A Zero Attention Model for Personalized Product Search
This addresses the challenge of improving product search relevance for e-commerce users by personalizing based on query characteristics and purchase histories, though it appears incremental as it builds on existing personalized retrieval methods.
The paper tackles the problem of personalized product search by analyzing large-scale commercial e-commerce logs to understand when and how personalization is effective, and proposes a Zero Attention Model that significantly outperforms state-of-the-art personalized retrieval models.

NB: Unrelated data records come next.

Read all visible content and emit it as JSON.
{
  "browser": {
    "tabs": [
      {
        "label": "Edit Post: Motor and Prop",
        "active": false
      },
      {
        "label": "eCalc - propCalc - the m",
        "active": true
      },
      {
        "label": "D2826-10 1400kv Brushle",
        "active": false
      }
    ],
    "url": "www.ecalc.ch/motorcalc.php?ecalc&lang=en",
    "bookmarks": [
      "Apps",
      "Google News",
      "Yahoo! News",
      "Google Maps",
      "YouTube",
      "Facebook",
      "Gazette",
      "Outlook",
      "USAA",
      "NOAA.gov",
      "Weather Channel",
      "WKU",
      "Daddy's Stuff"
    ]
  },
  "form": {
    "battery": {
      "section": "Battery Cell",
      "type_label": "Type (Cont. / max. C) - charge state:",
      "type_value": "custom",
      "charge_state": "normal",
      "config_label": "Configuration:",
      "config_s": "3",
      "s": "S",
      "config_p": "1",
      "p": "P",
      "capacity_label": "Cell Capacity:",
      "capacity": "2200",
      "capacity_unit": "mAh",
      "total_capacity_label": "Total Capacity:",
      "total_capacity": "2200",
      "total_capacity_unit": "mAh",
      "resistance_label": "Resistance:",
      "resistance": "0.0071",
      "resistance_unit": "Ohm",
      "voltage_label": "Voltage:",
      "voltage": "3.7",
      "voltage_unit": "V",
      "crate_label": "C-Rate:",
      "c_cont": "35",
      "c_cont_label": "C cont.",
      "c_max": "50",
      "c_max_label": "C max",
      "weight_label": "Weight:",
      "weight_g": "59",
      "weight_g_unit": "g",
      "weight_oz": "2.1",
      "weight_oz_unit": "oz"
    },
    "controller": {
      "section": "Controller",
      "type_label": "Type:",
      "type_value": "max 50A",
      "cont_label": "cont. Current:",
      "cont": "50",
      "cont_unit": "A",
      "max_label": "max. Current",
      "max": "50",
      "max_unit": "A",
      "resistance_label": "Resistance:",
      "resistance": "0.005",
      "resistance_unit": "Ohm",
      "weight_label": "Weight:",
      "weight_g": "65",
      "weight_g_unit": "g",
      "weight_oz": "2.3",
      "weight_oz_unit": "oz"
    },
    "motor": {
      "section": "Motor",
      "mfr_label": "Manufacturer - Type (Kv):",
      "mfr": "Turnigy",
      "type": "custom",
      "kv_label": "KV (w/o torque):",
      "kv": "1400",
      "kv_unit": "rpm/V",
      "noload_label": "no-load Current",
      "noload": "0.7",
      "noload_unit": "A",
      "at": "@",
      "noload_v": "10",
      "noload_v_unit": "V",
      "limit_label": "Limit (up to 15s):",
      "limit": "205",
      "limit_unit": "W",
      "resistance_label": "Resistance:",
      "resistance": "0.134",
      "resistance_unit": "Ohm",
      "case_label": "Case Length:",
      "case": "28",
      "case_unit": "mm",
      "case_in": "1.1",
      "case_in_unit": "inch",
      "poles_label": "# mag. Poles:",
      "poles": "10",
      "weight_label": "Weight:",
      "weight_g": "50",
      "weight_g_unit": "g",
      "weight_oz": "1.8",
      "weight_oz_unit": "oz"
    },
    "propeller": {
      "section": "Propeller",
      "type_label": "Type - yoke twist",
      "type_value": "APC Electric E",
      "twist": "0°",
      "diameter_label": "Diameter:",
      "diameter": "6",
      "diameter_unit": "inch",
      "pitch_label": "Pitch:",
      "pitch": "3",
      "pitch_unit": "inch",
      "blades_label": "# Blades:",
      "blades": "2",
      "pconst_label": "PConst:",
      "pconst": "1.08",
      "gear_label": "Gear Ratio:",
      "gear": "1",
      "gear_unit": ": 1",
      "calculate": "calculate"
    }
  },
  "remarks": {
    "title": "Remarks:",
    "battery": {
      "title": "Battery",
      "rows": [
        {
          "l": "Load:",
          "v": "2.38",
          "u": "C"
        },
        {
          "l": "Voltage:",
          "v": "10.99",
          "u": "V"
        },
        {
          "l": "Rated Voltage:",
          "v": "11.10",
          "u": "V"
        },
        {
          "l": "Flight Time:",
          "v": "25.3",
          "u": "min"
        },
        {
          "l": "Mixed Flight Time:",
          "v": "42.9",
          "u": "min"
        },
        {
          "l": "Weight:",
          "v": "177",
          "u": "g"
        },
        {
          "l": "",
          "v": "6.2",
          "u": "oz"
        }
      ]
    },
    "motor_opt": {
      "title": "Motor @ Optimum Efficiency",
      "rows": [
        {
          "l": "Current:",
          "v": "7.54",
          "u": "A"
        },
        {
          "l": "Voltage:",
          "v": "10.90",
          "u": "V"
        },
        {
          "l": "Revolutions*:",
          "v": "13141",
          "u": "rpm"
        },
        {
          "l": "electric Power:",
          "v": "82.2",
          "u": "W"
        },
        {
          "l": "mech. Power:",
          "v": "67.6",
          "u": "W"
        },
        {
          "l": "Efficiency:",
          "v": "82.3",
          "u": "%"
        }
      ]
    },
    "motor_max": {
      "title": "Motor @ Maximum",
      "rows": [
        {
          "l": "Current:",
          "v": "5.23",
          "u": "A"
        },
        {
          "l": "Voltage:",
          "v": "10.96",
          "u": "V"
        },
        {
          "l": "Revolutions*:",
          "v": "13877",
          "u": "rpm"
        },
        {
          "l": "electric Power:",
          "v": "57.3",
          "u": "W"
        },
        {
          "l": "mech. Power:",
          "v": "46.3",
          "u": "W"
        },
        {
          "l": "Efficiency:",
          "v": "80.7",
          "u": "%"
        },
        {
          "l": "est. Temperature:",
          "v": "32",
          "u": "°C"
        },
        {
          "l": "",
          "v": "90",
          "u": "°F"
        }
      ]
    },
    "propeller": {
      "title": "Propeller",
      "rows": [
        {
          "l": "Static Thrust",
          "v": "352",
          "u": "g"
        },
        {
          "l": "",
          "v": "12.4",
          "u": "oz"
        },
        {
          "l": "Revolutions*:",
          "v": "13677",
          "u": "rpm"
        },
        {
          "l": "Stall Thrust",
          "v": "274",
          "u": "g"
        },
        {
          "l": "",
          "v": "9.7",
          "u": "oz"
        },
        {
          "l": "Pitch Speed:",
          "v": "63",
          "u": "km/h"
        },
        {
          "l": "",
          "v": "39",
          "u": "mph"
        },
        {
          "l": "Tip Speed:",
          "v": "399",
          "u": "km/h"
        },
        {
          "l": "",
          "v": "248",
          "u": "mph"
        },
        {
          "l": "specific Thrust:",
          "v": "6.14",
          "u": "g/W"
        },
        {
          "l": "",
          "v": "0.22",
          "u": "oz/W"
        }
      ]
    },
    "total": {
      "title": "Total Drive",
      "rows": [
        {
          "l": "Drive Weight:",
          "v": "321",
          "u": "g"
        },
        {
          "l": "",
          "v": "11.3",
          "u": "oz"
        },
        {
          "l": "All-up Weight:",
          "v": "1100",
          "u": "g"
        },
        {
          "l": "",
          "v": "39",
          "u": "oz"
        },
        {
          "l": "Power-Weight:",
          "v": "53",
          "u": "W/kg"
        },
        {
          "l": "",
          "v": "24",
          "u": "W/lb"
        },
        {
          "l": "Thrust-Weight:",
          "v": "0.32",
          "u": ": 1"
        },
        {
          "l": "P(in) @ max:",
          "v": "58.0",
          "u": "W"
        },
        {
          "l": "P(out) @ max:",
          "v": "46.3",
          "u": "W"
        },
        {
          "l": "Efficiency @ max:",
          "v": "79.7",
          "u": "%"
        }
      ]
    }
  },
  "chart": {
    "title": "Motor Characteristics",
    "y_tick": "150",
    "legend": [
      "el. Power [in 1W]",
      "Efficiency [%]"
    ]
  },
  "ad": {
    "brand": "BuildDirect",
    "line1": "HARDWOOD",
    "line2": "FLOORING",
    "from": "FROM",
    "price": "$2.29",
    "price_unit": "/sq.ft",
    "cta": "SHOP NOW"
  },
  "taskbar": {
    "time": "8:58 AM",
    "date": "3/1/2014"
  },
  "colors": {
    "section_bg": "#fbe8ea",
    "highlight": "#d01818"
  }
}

Product search is one of the most popular methods for people to discover and purchase products on e-commerce websites. Because personal preferences often have an important influence on the purchase decision of each customer, it is intuitive that personalization should be beneficial for product search engines. While synthetic experiments from previous studies show that purchase histories are useful for identifying the individual intent of each product search session, the effect of personalization on product search in practice, however, remains mostly unknown. In this paper, we formulate the problem of personalized product search and conduct large-scale experiments with search logs sampled from a commercial e-commerce search engine. Results from our preliminary analysis show that the potential of personalization depends on query characteristics, interactions between queries, and user purchase histories. Based on these observations, we propose a Zero Attention Model for product search that automatically determines when and how to personalize a user-query pair via a novel attention mechanism. Empirical results on commercial product search logs show that the proposed model not only significantly outperforms state-of-the-art personalized product retrieval models, but also provides important information on the potential of personalization in each product search session.